After the kitchen stove was hot, Uncle Earnest would cook breakfast. He was a good cook. I believe I heard that he had studied cooking, along with leather crafts, at a rehabilitation center in California where Granddaddy White sent him and Uncle Bean for treatment and occupational therapy in the early days of their condition. Now and then, Earnest would treat us to a special banana pudding — best I ever tasted. But usually if we ate there, we’d have sandwiches, probably to save money, which was scarce for everybody during that time.
The rest of an average day for my uncles was filled with housekeeping, watching television, reading dime store novels, sitting in the doorways to observe the comings and goings in the neighborhood, or socializing with some of the men in the neighborhood –especially the youngbloods who liked to play cards and gamble. Another favorite activity was listening to twice-weekly radio broadcasts of my brother’s basketball games — my brother was a basketball legend at the local high school, and Bean and Earnest were proud of him. In the late 1960’s, they welcomed visits from their first great-nephew, who at age three rumbled into their front yard steering his Mattel Big Wheel, a Christmas gift from his Great Uncle Earnest. This little great-nephew lived only a few hundred yards away during that time and, even at such a young age, took a sharp interest in the unusual sights and activities at Bean and Earnest’s house.

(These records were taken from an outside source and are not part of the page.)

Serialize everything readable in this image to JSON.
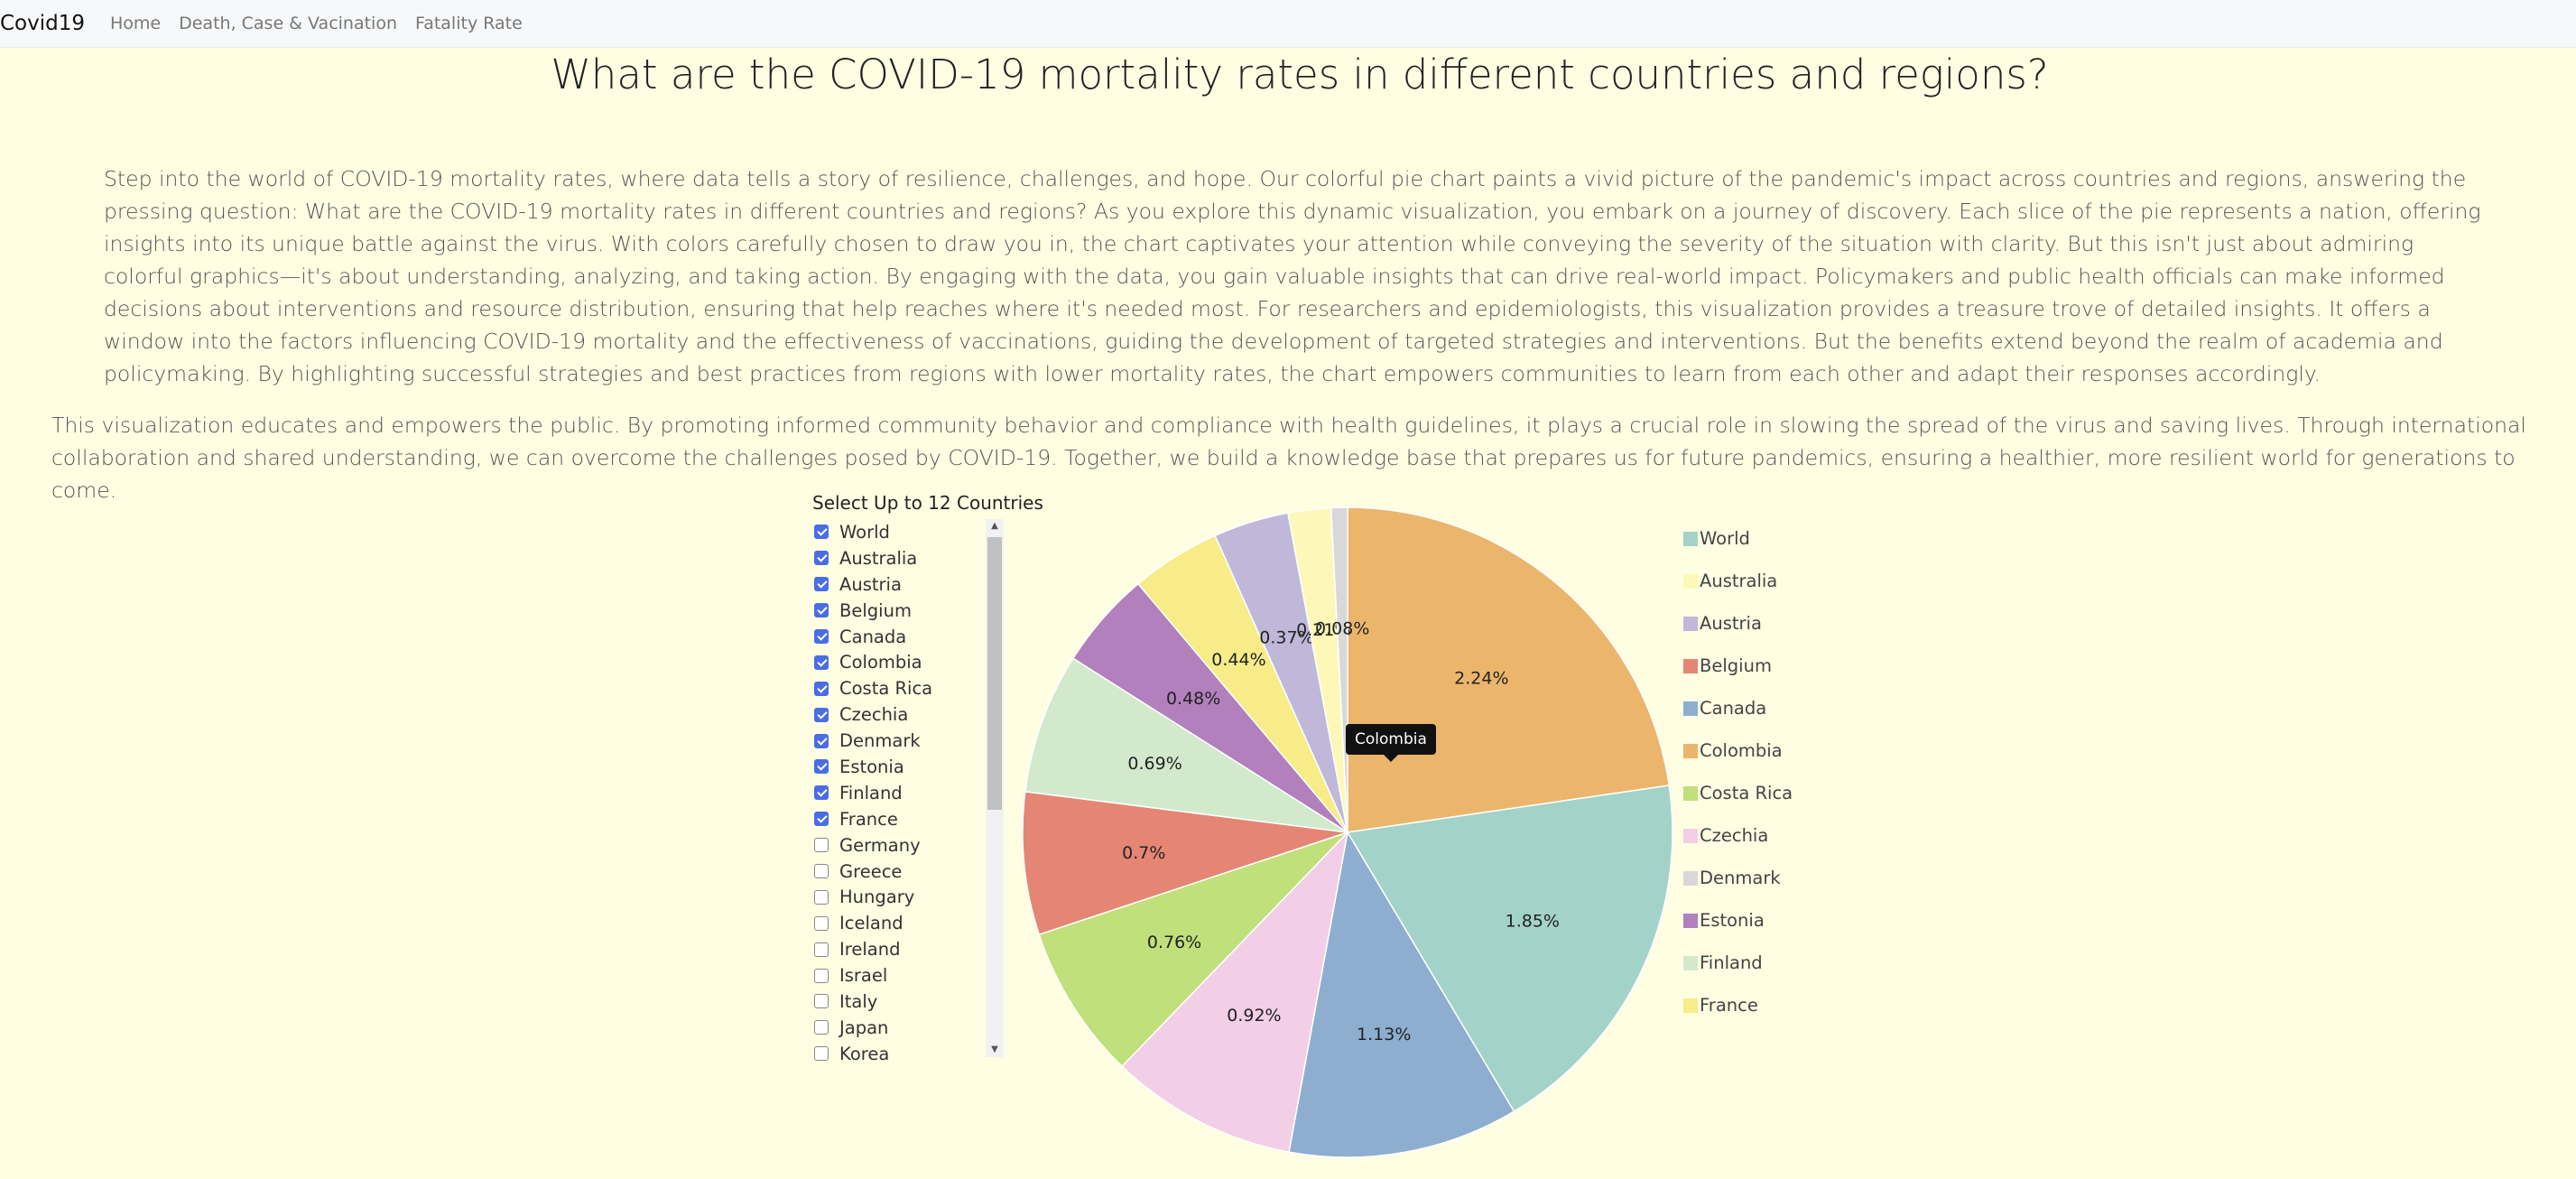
{
  "nav": {
    "brand": "Covid19",
    "links": [
      "Home",
      "Death, Case & Vacination",
      "Fatality Rate"
    ]
  },
  "page": {
    "title": "What are the COVID-19 mortality rates in different countries and regions?",
    "paragraph1": "Step into the world of COVID-19 mortality rates, where data tells a story of resilience, challenges, and hope. Our colorful pie chart paints a vivid picture of the pandemic's impact across countries and regions, answering the pressing question: What are the COVID-19 mortality rates in different countries and regions? As you explore this dynamic visualization, you embark on a journey of discovery. Each slice of the pie represents a nation, offering insights into its unique battle against the virus. With colors carefully chosen to draw you in, the chart captivates your attention while conveying the severity of the situation with clarity. But this isn't just about admiring colorful graphics—it's about understanding, analyzing, and taking action. By engaging with the data, you gain valuable insights that can drive real-world impact. Policymakers and public health officials can make informed decisions about interventions and resource distribution, ensuring that help reaches where it's needed most. For researchers and epidemiologists, this visualization provides a treasure trove of detailed insights. It offers a window into the factors influencing COVID-19 mortality and the effectiveness of vaccinations, guiding the development of targeted strategies and interventions. But the benefits extend beyond the realm of academia and policymaking. By highlighting successful strategies and best practices from regions with lower mortality rates, the chart empowers communities to learn from each other and adapt their responses accordingly.",
    "paragraph2": "This visualization educates and empowers the public. By promoting informed community behavior and compliance with health guidelines, it plays a crucial role in slowing the spread of the virus and saving lives. Through international collaboration and shared understanding, we can overcome the challenges posed by COVID-19. Together, we build a knowledge base that prepares us for future pandemics, ensuring a healthier, more resilient world for generations to come."
  },
  "selector": {
    "title": "Select Up to 12 Countries",
    "countries": [
      {
        "name": "World",
        "checked": true
      },
      {
        "name": "Australia",
        "checked": true
      },
      {
        "name": "Austria",
        "checked": true
      },
      {
        "name": "Belgium",
        "checked": true
      },
      {
        "name": "Canada",
        "checked": true
      },
      {
        "name": "Colombia",
        "checked": true
      },
      {
        "name": "Costa Rica",
        "checked": true
      },
      {
        "name": "Czechia",
        "checked": true
      },
      {
        "name": "Denmark",
        "checked": true
      },
      {
        "name": "Estonia",
        "checked": true
      },
      {
        "name": "Finland",
        "checked": true
      },
      {
        "name": "France",
        "checked": true
      },
      {
        "name": "Germany",
        "checked": false
      },
      {
        "name": "Greece",
        "checked": false
      },
      {
        "name": "Hungary",
        "checked": false
      },
      {
        "name": "Iceland",
        "checked": false
      },
      {
        "name": "Ireland",
        "checked": false
      },
      {
        "name": "Israel",
        "checked": false
      },
      {
        "name": "Italy",
        "checked": false
      },
      {
        "name": "Japan",
        "checked": false
      },
      {
        "name": "Korea",
        "checked": false
      }
    ]
  },
  "tooltip": "Colombia",
  "chart_data": {
    "type": "pie",
    "legend_position": "right",
    "slices": [
      {
        "name": "Colombia",
        "value": 2.24,
        "label": "2.24%",
        "color": "#ebb66c"
      },
      {
        "name": "World",
        "value": 1.85,
        "label": "1.85%",
        "color": "#a3d2c8"
      },
      {
        "name": "Canada",
        "value": 1.13,
        "label": "1.13%",
        "color": "#8eaed0"
      },
      {
        "name": "Czechia",
        "value": 0.92,
        "label": "0.92%",
        "color": "#f2cfe6"
      },
      {
        "name": "Costa Rica",
        "value": 0.76,
        "label": "0.76%",
        "color": "#bfe07a"
      },
      {
        "name": "Belgium",
        "value": 0.7,
        "label": "0.7%",
        "color": "#e58675"
      },
      {
        "name": "Finland",
        "value": 0.69,
        "label": "0.69%",
        "color": "#d2e9cc"
      },
      {
        "name": "Estonia",
        "value": 0.48,
        "label": "0.48%",
        "color": "#b180bd"
      },
      {
        "name": "France",
        "value": 0.44,
        "label": "0.44%",
        "color": "#f7ec88"
      },
      {
        "name": "Austria",
        "value": 0.37,
        "label": "0.37%",
        "color": "#bfb8d9"
      },
      {
        "name": "Australia",
        "value": 0.21,
        "label": "0.21%",
        "color": "#fdf8b8"
      },
      {
        "name": "Denmark",
        "value": 0.08,
        "label": "0.08%",
        "color": "#d8d8d8"
      }
    ],
    "legend": [
      {
        "name": "World",
        "color": "#a3d2c8"
      },
      {
        "name": "Australia",
        "color": "#fdf8b8"
      },
      {
        "name": "Austria",
        "color": "#bfb8d9"
      },
      {
        "name": "Belgium",
        "color": "#e58675"
      },
      {
        "name": "Canada",
        "color": "#8eaed0"
      },
      {
        "name": "Colombia",
        "color": "#ebb66c"
      },
      {
        "name": "Costa Rica",
        "color": "#bfe07a"
      },
      {
        "name": "Czechia",
        "color": "#f2cfe6"
      },
      {
        "name": "Denmark",
        "color": "#d8d8d8"
      },
      {
        "name": "Estonia",
        "color": "#b180bd"
      },
      {
        "name": "Finland",
        "color": "#d2e9cc"
      },
      {
        "name": "France",
        "color": "#f7ec88"
      }
    ]
  }
}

Sometimes, Uncle Earnest and a couple of his male friends (they had lady friends, too) might enjoy a bit — or more than a bit — of the moonshine and home brew that “the boys” made from scratch in a large crock in the kitchen. Uncle Bean didn’t drink with them. He just looked on in his calm, dignified way. I guess it’s good he skipped the libations because at least once that I know of, he had to break up a fist fight with the baseball bat he kept by his bed. The youngster with the Big Wheel later, as an adult, recounted how at age five or so, he watched a fight in the living room that ended with one combatant knocked unconscious and lying across the doorway, forcing the child and his chaperone to step gingerly over the motionless body as they left the scene. They didn’t know whether the person was dead or alive.
As unnerving as this might have been, these brouhahas didn’t happen often, mainly because of the respect and loyalty my two uncles had earned with their generosity and warm friendliness. If friends were down on their luck and needed a loan or a place to stay for a few nights or a hot meal, they knew Bean and Ernest would open their doors and pantry. If someone was in trouble and needed to talk, the brothers would listen.

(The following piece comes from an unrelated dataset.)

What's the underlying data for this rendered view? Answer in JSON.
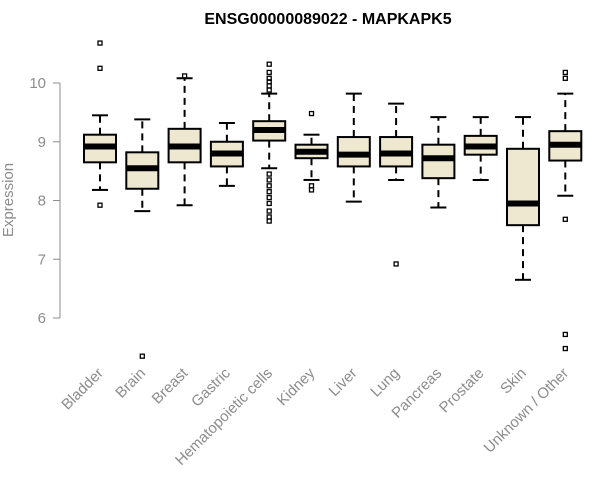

These gentlemen displayed a strength of character, resourcefulness, humanity, and dignity throughout really harsh circumstances that we kids only came to fully appreciate as adults. We still marvel at all they accomplished on a daily basis with a “How did they do that?!” And how did they do it with such calm grace?!
There was joy and wonder and lessons learned back then. Today, with our beloved uncles gone but never forgotten, we express our admiration and remembrance with a visit to southern West Virginia each Memorial Day to lay wreaths at their final resting place.
(Written by Dr. Blanche R. Dudley, 2022)
This was so good. Thanks for the post Aunt Gina.
Many thanks, Lance. We share such rich memories, don’t we? Writing this essay was a labor of love. I’m so happy to hear you liked it.